Robby Kukler’s first restaurant job came the way of a Best Western in Flint, Michigan, where taking care of weary travelers was the name of the game. Now, years later, Kukler is a partner at Fifth Group Restaurants, which operates seven restaurants and a full-service events company in Atlanta. Though the average diner may spend up to $50 at some of the company’s restaurants, Kukler says he’s still relying on lessons he learned back at the Best Western. 

“A restaurant is a community business,” he says. “And if your community happens to be surrounded by hotels and offices, then those are the people you need to connect to and take care of.”

Hotel guests, specifically business travelers, remain vital for Fifth Group. On any given night at its Midtown Atlanta restaurant locations, Kukler says half the guests come from out of state, often in town for conferences, conventions, or other types of business travel. The company has consistently gone out of its way to cultivate sales from this valuable stripe of diner by ensuring its restaurants are on the radar of nearby hotel staff. Fifth Group employees maintain close ties with concierges and other hotel employees. Kukler says team members at the Southern-inspired South City Kitchen go so far as to walk down to the nearby Four Seasons, handing out baked goods to the doormen. “It’s common sense. And it’s relationship building,” he says. 

Aside from the guerrilla marketing, Fifth Group is a member of Dinova, a sort of frequent flier program for companies whose employees dine among its network of some 13,000 restaurants. The program provides a rebate to companies whose employees spend at certain restaurants, incentivizing them to funnel their business expenses to restaurants and chains within the network. The restaurants fund the rebate, but also benefit from an incremental bump in sales from coveted business diners. 

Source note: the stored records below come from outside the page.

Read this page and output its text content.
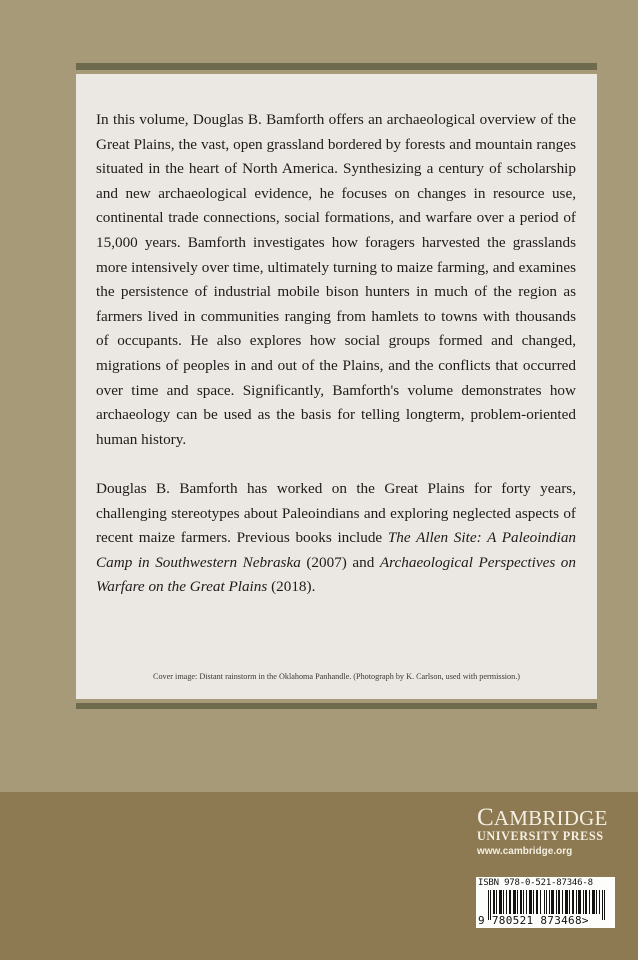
In this volume, Douglas B. Bamforth offers an archaeological overview of the Great Plains, the vast, open grassland bordered by forests and mountain ranges situated in the heart of North America. Synthesizing a century of scholarship and new archaeological evidence, he focuses on changes in resource use, continental trade connections, social formations, and warfare over a period of 15,000 years. Bamforth investigates how foragers harvested the grasslands more intensively over time, ultimately turning to maize farming, and examines the persistence of industrial mobile bison hunters in much of the region as farmers lived in communities ranging from hamlets to towns with thousands of occupants. He also explores how social groups formed and changed, migrations of peoples in and out of the Plains, and the conflicts that occurred over time and space. Significantly, Bamforth's volume demonstrates how archaeology can be used as the basis for telling longterm, problem-oriented human history.

Douglas B. Bamforth has worked on the Great Plains for forty years, challenging stereotypes about Paleoindians and exploring neglected aspects of recent maize farmers. Previous books include The Allen Site: A Paleoindian Camp in Southwestern Nebraska (2007) and Archaeological Perspectives on Warfare on the Great Plains (2018).

Cover image: Distant rainstorm in the Oklahoma Panhandle. (Photograph by K. Carlson, used with permission.)
CAMBRIDGE
UNIVERSITY PRESS
www.cambridge.org
ISBN 978-0-521-87346-8
9 780521 873468>
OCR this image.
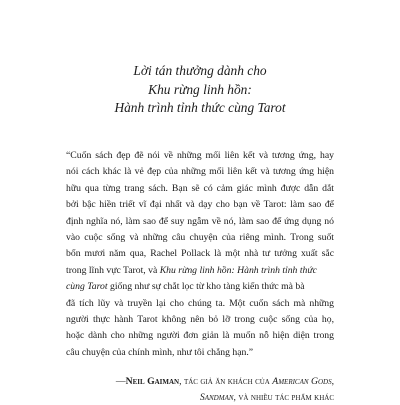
Lời tán thưởng dành cho
Khu rừng linh hồn:
Hành trình tỉnh thức cùng Tarot
“Cuốn sách đẹp đẽ nói về những mối liên kết và tương ứng, hay
nói cách khác là vẻ đẹp của những mối liên kết và tương ứng hiện
hữu qua từng trang sách. Bạn sẽ có cảm giác mình được dẫn dắt
bởi bậc hiền triết vĩ đại nhất và dạy cho bạn về Tarot: làm sao để
định nghĩa nó, làm sao để suy ngẫm về nó, làm sao để ứng dụng nó
vào cuộc sống và những câu chuyện của riêng mình. Trong suốt
bốn mươi năm qua, Rachel Pollack là một nhà tư tưởng xuất sắc
trong lĩnh vực Tarot, và Khu rừng linh hồn: Hành trình tỉnh thức
cùng Tarot giống như sự chắt lọc từ kho tàng kiến thức mà bà
đã tích lũy và truyền lại cho chúng ta. Một cuốn sách mà những
người thực hành Tarot không nên bỏ lỡ trong cuộc sống của họ,
hoặc dành cho những người đơn giản là muốn nỗ hiện diện trong
câu chuyện của chính mình, như tôi chẳng hạn.”
—Neil Gaiman, tác giả ăn khách của American Gods,
Sandman, và nhiều tác phẩm khác
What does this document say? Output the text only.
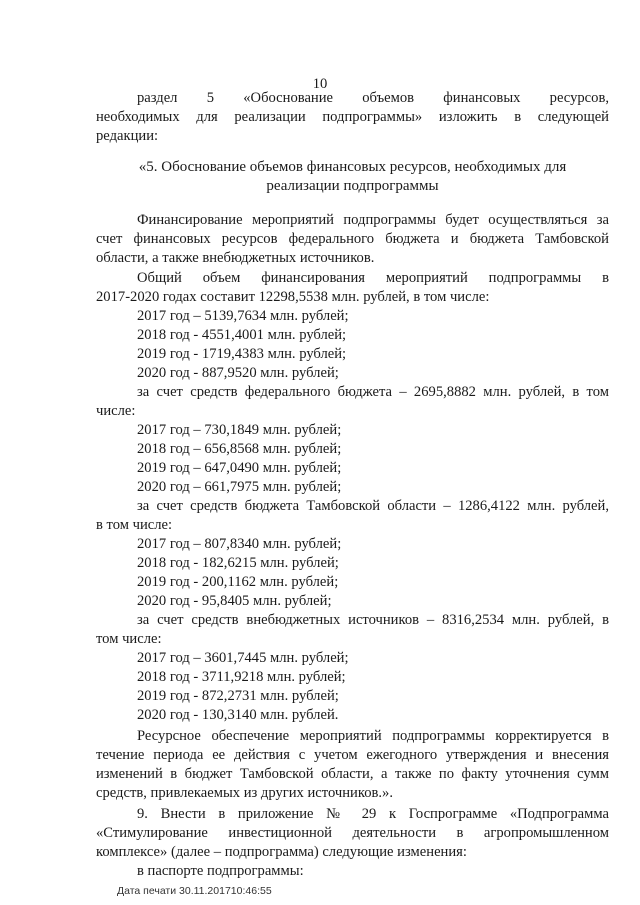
10
раздел 5 «Обоснование объемов финансовых ресурсов,
необходимых для реализации подпрограммы» изложить в следующей
редакции:
«5. Обоснование объемов финансовых ресурсов, необходимых для
реализации подпрограммы
Финансирование мероприятий подпрограммы будет осуществляться за
счет финансовых ресурсов федерального бюджета и бюджета Тамбовской
области, а также внебюджетных источников.
Общий объем финансирования мероприятий подпрограммы в
2017-2020 годах составит 12298,5538 млн. рублей, в том числе:
2017 год – 5139,7634 млн. рублей;
2018 год - 4551,4001 млн. рублей;
2019 год - 1719,4383 млн. рублей;
2020 год - 887,9520 млн. рублей;
за счет средств федерального бюджета – 2695,8882 млн. рублей, в том
числе:
2017 год – 730,1849 млн. рублей;
2018 год – 656,8568 млн. рублей;
2019 год – 647,0490 млн. рублей;
2020 год – 661,7975 млн. рублей;
за счет средств бюджета Тамбовской области – 1286,4122 млн. рублей,
в том числе:
2017 год – 807,8340 млн. рублей;
2018 год - 182,6215 млн. рублей;
2019 год - 200,1162 млн. рублей;
2020 год - 95,8405 млн. рублей;
за счет средств внебюджетных источников – 8316,2534 млн. рублей, в
том числе:
2017 год – 3601,7445 млн. рублей;
2018 год - 3711,9218 млн. рублей;
2019 год - 872,2731 млн. рублей;
2020 год - 130,3140 млн. рублей.
Ресурсное обеспечение мероприятий подпрограммы корректируется в
течение периода ее действия с учетом ежегодного утверждения и внесения
изменений в бюджет Тамбовской области, а также по факту уточнения сумм
средств, привлекаемых из других источников.».
9. Внести в приложение № 29 к Госпрограмме «Подпрограмма
«Стимулирование инвестиционной деятельности в агропромышленном
комплексе» (далее – подпрограмма) следующие изменения:
в паспорте подпрограммы:
Дата печати 30.11.201710:46:55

At Fifth Group’s restaurants, Dinova customers usually spend about 15 percent more per check than the average diner. “If it wasn’t worth it, I wouldn’t be doing it,” Kukler notes.

In fact, Dinova reports strong growth in business dining sales last year, growth the company expects will continue. Business spending in restaurants far outpaced overall restaurant growth, increasing by 7.1 percent in 2015. And the company projects a 5.5 to 8.5 percent bump in expense-account spending in restaurants for 2016. The Global Business Travel Association expects the entire American business-travel spending category to grow at just above 3 percent over the next two years—a trend driven largely by prices, not transaction increases.

Dinova founder and CEO Vic Macchio says business customers offer several advantages for restaurateurs. And increasing such dining occasions—whether from the out-of-state traveler or the business lunch in a hometown market—can help cushion operators against swings in the wider economy. While times of economic uncertainty can spell disaster for restaurants when diners limit personal spending, Maccchio says historical trends show corporations are less reactive. 

“Business dining activity is not nearly as extreme in its fluctuation to macroeconomic trends as the consumer space is. The highs aren’t as high and the lows aren’t nearly as low,” he says. “The overall economy can go down, but there’s still a certain amount of business travel that must be done, sales that must be made, customers and facilities that must be visited. That drives people on the road. And people have to eat whether the economy is good or not.”

Macchio says customers who are charging meals to corporate expense accounts are more likely to choose an upgraded bottle of wine or add an appetizer. And these benefits aren’t reserved to white-tablecloth establishments. Dinova’s network includes quick-service and casual-dining chains as well as fine-dining options, all of which are frequented by business customers. While business travel tends to concentrate around the nation’s big metropolitan areas, Macchio says corporate dining happens just about everywhere, as evidenced by the habits of Dinova members.

“In almost every chain, there is at least some activity in every location,” he says. “So if there’s an Outback Steakhouse in Missoula, Montana, they will get some action from a Dinova client.”

Stephen Loftis, vice president of marketing for Firebirds Wood Fired Grill, says business travelers are extremely valuable. When expense accounts tightened in the wake of the Great Recession, he says, it cut down on the amount of wining and dining at $100-per-person steakhouses. By comparison, the average dinner check at Firebirds is $28 to $32 per person. “Since Firebirds lives in the polished-casual niche and offers great value, that traveler began to dine with us more frequently and recognized that they could enjoy an upscale experience at a great value,” Loftis says. “When the economy rebounded, those guests continued to frequent Firebirds.”

Now, it’s a vital piece of Firebirds’ customer base. “The business traveler is an integral part of our business: On Monday, when they get to town, they may eat by themselves,” Loftis says, “but on Wednesday they bring in a party of eight people after a long day of meetings.”